Robinson's works have been exhibited at several New York galleries since the 1980s, including Semaphore Gallery and Metro Pictures Gallery. An exhibition of his paintings, paired with a poem by Charles Bukowski, "There's a Bluebird in My Heart", was on view in Spring 2016 at the Owen James Gallery in Greenpoint, Brooklyn. In 2026, Robinson received
posthumously a retropective art exhibition at Gallery Jeffrey Deitch in New York City.

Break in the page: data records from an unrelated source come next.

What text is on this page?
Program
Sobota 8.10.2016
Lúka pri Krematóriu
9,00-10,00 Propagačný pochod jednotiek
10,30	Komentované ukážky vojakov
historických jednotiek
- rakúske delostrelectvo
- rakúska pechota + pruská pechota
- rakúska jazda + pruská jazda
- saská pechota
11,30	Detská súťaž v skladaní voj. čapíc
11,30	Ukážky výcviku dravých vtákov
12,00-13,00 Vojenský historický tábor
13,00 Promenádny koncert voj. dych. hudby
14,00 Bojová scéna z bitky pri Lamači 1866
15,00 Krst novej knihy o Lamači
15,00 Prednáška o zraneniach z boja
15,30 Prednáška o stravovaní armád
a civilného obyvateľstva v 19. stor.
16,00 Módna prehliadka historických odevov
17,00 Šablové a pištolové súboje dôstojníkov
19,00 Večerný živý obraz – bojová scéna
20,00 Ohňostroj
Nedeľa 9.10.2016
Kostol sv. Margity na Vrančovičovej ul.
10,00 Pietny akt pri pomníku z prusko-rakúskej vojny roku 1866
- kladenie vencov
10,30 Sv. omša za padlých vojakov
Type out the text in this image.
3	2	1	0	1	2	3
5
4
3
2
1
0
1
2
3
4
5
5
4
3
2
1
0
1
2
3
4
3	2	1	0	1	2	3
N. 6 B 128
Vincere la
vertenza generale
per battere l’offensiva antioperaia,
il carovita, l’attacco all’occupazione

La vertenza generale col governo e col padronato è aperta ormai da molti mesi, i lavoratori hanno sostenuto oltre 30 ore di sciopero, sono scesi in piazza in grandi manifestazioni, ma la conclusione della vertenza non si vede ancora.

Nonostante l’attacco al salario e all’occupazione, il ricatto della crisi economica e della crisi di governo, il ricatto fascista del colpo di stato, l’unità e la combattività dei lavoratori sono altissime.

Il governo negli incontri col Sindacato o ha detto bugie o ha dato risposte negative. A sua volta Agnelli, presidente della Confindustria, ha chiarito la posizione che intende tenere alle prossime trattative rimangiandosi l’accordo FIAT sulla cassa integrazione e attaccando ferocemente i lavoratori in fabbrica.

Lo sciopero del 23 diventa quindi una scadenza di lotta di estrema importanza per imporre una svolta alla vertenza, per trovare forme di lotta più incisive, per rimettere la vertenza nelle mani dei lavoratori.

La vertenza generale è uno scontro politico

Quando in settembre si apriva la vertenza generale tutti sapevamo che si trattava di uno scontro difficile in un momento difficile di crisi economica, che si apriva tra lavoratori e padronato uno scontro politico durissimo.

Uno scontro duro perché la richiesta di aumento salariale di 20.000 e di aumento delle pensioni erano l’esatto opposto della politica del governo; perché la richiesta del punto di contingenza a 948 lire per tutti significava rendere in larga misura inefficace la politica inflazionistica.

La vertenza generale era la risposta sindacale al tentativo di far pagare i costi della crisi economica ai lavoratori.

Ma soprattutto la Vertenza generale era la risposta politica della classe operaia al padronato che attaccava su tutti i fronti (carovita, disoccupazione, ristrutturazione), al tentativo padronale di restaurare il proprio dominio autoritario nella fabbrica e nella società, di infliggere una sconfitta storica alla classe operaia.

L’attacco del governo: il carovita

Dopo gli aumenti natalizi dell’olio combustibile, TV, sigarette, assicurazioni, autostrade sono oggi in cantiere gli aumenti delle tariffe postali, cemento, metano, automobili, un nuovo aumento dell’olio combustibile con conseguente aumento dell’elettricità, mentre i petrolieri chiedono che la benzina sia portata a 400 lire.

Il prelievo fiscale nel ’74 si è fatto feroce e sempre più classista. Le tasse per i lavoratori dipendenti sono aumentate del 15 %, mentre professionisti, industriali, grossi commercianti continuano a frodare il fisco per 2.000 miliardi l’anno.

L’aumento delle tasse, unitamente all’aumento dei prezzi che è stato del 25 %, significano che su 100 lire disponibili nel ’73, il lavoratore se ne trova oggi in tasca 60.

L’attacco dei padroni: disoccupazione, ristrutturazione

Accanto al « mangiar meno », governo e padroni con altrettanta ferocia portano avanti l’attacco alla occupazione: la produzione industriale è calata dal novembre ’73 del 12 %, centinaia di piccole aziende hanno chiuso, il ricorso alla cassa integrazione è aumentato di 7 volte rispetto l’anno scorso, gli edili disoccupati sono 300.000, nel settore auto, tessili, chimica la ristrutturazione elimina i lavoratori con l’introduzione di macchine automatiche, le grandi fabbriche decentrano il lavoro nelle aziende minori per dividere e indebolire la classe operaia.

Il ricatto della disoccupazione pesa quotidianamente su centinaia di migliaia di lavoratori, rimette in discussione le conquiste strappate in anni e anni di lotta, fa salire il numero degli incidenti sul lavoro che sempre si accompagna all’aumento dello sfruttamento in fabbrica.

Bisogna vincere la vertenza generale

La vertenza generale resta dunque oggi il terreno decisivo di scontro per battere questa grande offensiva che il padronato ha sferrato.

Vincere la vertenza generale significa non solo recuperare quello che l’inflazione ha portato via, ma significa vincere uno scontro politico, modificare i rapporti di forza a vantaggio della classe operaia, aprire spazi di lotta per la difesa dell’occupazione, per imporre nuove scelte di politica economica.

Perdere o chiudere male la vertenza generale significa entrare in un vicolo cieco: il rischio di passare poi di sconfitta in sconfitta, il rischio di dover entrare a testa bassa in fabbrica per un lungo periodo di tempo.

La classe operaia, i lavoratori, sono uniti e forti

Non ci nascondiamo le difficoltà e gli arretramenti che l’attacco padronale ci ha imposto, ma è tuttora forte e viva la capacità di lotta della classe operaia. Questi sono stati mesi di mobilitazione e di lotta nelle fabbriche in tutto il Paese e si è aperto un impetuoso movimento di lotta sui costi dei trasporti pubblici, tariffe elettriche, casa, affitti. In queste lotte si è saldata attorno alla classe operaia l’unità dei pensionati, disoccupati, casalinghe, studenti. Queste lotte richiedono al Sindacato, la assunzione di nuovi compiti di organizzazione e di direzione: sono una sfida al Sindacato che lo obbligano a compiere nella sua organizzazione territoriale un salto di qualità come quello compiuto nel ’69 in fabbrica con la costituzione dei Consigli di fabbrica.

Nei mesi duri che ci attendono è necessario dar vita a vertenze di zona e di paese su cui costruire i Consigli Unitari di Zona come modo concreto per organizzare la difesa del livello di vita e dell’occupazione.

==Art criticism and other activities==
Robinson began writing about art in the 1970s, when he co-founded with Edit DeAk the art zine Art-Rite in New York's SoHo art district.

Robinson subsequently served as news editor of Art in America magazine (1980–96) and founding editor of Artnet magazine (1996–2012). In 2013–14, he was a columnist for Artspace.com, where his seminal essay on "Zombie Formalism" appeared.
He also served as art editor of the East Village Eye in the early 1980s.

Robinson was also active in Collaborative Projects (aka Colab) in the early 1980s, acting as president for a short time and participating in The Times Square Show.

In the 1990s, he was a correspondent for GalleryBeat TV, a public-access television show.

==Personal life and death==
Robinson was married four times; his second wife, Beatrice Smith, was sculptor Tony Smith's daughter. She died from AIDS-related complications in 1988, and after her death, Robinson adopted her daughter. At the time of his death, he lived in Manhattan with his fourth wife, Lisa Rosen.

Robinson died from liver cancer (also reported as esophageal cancer) at home on February 9, 2025, at the age of 74.